Sam suddenly remembers that Runner Five's never even heard Major de Santa's voice, and sincerely hopes she'll still come home regardless.
"You can stop running now. Come home."
The black dot is still frozen in place. He holds his breath.
Then it turns towards the township and begins its way there.
"That's her! She's alive!" He doesn't jump up and down and he doesn't hug the Major, but he does have to keep himself from doing both those things.
"Well, I think for now that's the best we can do," the Major says, setting the mic down. "I'm glad we were able to get her back, at least."

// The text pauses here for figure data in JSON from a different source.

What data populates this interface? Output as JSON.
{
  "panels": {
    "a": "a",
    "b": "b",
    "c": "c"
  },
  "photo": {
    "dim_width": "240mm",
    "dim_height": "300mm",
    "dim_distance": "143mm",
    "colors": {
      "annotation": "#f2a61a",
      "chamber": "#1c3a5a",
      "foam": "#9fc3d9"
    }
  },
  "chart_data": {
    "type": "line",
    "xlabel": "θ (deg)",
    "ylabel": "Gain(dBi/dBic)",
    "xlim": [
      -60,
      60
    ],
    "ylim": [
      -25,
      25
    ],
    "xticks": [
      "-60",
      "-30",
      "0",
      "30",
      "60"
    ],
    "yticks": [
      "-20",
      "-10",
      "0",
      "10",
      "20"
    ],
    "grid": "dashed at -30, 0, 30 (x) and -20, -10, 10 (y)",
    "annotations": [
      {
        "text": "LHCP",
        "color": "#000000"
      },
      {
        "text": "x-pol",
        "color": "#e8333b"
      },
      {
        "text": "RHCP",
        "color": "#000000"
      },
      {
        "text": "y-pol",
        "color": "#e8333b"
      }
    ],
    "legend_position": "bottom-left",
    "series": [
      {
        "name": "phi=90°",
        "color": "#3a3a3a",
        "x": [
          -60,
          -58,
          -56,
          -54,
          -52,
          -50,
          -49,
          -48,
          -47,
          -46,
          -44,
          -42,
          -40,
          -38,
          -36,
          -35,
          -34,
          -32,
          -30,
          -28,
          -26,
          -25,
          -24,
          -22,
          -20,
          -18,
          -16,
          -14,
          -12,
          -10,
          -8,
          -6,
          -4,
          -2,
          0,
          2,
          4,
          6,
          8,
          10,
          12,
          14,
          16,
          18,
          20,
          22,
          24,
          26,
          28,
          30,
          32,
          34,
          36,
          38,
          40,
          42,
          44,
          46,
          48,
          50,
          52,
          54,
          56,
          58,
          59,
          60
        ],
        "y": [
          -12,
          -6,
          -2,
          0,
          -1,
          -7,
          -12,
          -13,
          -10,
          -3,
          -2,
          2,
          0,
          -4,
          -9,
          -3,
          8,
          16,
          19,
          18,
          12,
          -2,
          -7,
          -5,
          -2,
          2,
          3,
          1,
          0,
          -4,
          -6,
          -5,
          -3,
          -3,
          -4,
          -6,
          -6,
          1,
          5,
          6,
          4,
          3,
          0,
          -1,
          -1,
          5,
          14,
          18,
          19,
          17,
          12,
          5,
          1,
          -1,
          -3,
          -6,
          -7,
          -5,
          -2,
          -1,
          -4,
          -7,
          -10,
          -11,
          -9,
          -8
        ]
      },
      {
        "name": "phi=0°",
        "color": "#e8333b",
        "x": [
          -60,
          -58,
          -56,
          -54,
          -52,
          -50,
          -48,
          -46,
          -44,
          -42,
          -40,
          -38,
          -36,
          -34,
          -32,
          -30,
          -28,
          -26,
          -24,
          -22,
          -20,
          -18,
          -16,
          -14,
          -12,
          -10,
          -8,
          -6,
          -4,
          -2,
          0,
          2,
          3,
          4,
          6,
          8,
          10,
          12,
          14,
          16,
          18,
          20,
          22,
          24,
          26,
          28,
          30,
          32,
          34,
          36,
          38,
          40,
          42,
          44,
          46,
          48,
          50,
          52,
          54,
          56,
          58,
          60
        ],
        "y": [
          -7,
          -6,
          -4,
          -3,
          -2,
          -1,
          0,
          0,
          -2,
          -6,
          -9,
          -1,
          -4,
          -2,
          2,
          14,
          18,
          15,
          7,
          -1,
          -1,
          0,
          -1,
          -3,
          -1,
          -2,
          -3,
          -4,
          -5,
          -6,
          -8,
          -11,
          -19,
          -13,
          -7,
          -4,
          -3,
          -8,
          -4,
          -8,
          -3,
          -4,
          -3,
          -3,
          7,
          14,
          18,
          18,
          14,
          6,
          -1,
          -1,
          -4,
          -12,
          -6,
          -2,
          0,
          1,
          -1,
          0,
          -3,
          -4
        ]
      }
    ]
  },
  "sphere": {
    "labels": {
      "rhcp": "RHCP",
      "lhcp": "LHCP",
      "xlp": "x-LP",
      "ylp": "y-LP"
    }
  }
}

"You are brilliant," he tells her.
"And I would promote you if there were any way to do so," she replies. "Come on. With Runner Five on her way back, I'm going to need you to do some more tasks for me. And I hope that girl is up for some heavy lifting too. We have a very large mess to clean up."
He nods vigorously, then winces. This doesn't escape the Major's notice, and she sighs.
"You probably are concussed," she says. "Well, that's inconvenient. Come on, let's see if we can salvage anything from the hospital."
It takes a few minutes to find the ladder back into the quad, but when they do, Sam doesn't stumble or fall once.